Bangladesh executes two opposition leaders for 1971 war crimes
DHAKA (92 News) – Bangladesh executed two opposition leaders Sunday for war crimes during the country’s 1971 independence war, despite concerns that the legal proceedings against them were flawed and threats of violence by their supporters.
Bangladesh Nationalist Party leader Salahuddin Quader Chowdhury and Ali Ahsan Mohammad Mujahid, secretary general of Jamaat-e-Islami, were hanged at 12:55am at Dhaka Central Jail in the nation’s capital, said Senior Jail Superintendent Mohammad Jahangir Kabir.
A few hours after the execution, a security detail escorted ambulances carrying the men’s bodies to their ancestral homes, where their families were to perform burial rituals.
Mujahid, 67, of the Jamaat-e-Islami party, and Chowdhury, 66, were hanged at Dhaka Central Jail. The Supreme Court had previously rejected their appeals against a death sentence imposed by a special tribunal for genocide and torture of civilians during the conflict.

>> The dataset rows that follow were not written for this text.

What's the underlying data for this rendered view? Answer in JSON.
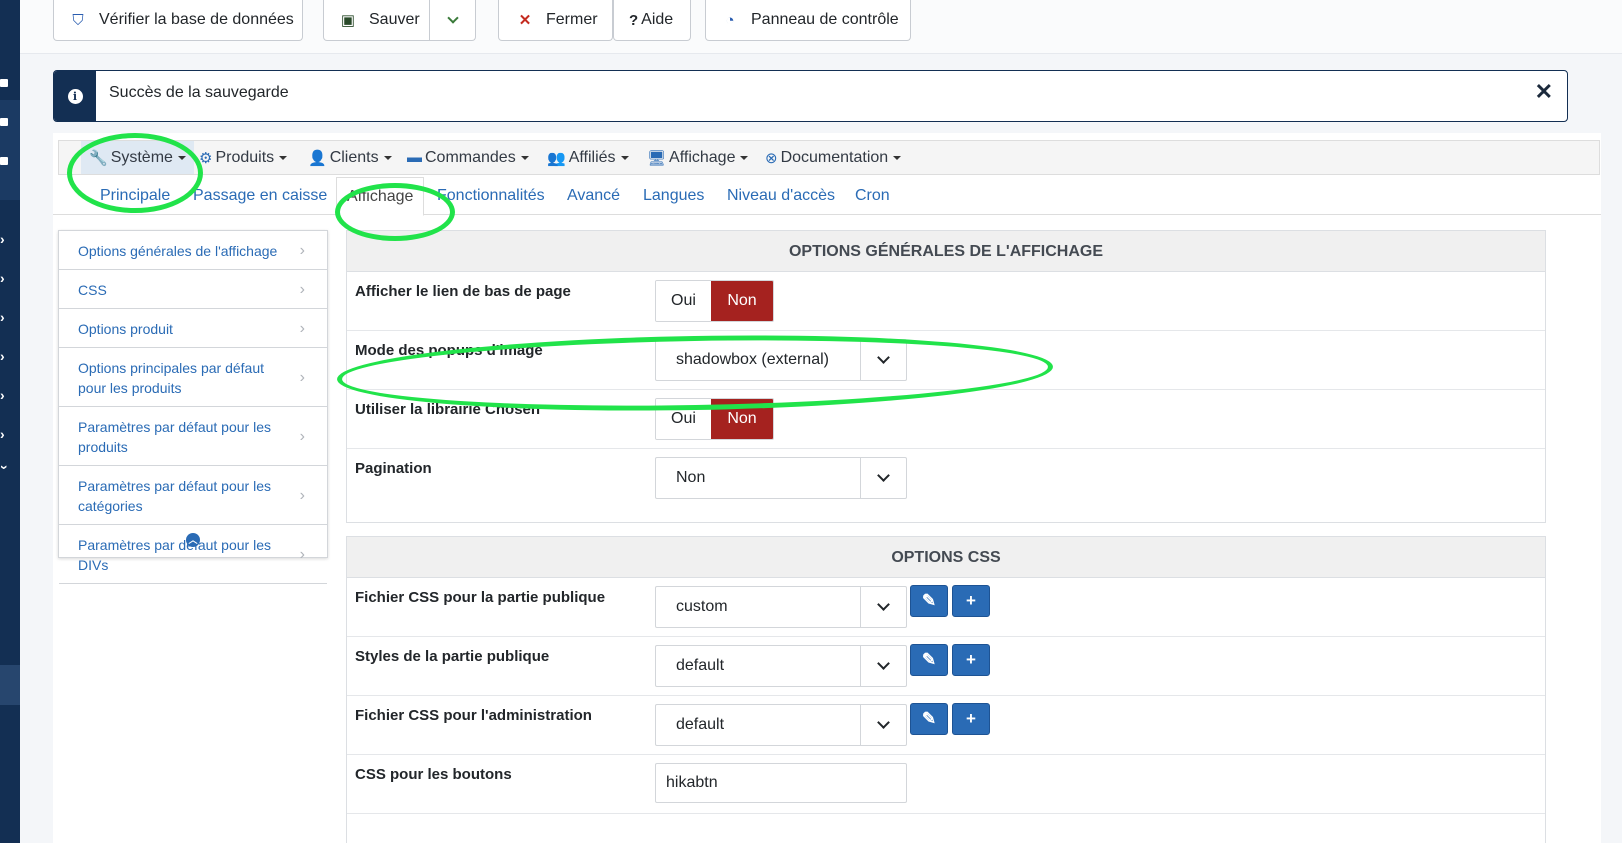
{
  "toolbar": {
    "verify_db": "Vérifier la base de données",
    "save": "Sauver",
    "close": "Fermer",
    "help": "Aide",
    "help_glyph": "?",
    "dashboard": "Panneau de contrôle"
  },
  "alert": {
    "message": "Succès de la sauvegarde",
    "close_glyph": "✕"
  },
  "menu": {
    "items": [
      {
        "label": "Système",
        "icon": "wrench-icon",
        "glyph": "🔧"
      },
      {
        "label": "Produits",
        "icon": "cubes-icon",
        "glyph": "⚙"
      },
      {
        "label": "Clients",
        "icon": "user-icon",
        "glyph": "👤"
      },
      {
        "label": "Commandes",
        "icon": "credit-card-icon",
        "glyph": "▬"
      },
      {
        "label": "Affiliés",
        "icon": "users-icon",
        "glyph": "👥"
      },
      {
        "label": "Affichage",
        "icon": "desktop-icon",
        "glyph": "🖥"
      },
      {
        "label": "Documentation",
        "icon": "life-ring-icon",
        "glyph": "⊗"
      }
    ]
  },
  "subtabs": [
    "Principale",
    "Passage en caisse",
    "Affichage",
    "Fonctionnalités",
    "Avancé",
    "Langues",
    "Niveau d'accès",
    "Cron"
  ],
  "nav": {
    "items": [
      "Options générales de l'affichage",
      "CSS",
      "Options produit",
      "Options principales par défaut pour les produits",
      "Paramètres par défaut pour les produits",
      "Paramètres par défaut pour les catégories",
      "Paramètres par défaut pour les DIVs"
    ]
  },
  "display_section": {
    "title": "OPTIONS GÉNÉRALES DE L'AFFICHAGE",
    "footer_link": {
      "label": "Afficher le lien de bas de page",
      "yes": "Oui",
      "no": "Non",
      "value": "Non"
    },
    "popup_mode": {
      "label": "Mode des popups d'image",
      "value": "shadowbox (external)"
    },
    "chosen": {
      "label": "Utiliser la librairie Chosen",
      "yes": "Oui",
      "no": "Non",
      "value": "Non"
    },
    "pagination": {
      "label": "Pagination",
      "value": "Non"
    }
  },
  "css_section": {
    "title": "OPTIONS CSS",
    "frontend_css": {
      "label": "Fichier CSS pour la partie publique",
      "value": "custom"
    },
    "frontend_styles": {
      "label": "Styles de la partie publique",
      "value": "default"
    },
    "backend_css": {
      "label": "Fichier CSS pour l'administration",
      "value": "default"
    },
    "buttons_css": {
      "label": "CSS pour les boutons",
      "value": "hikabtn"
    }
  },
  "colors": {
    "sidebar": "#132f53",
    "link": "#2a6bb5",
    "toggle_active": "#a5221f",
    "annotation": "#21e34a"
  }
}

The Border Guard Bangladesh paramilitary force has been deployed across the country to tighten security.
Mujahid was found guilty on five charges including torture and the murders of intellectuals and minority Hindus while he commanded Al Badr, an auxiliary force of the Pakistani army, during the war to break away from Pakistan.
Chowdhury, former legislator from former premier Khaleda Zia’s Bangladesh Nationalist Party, was convicted in October 2013 on charges of genocide, religious persecution, abduction and torture during the war.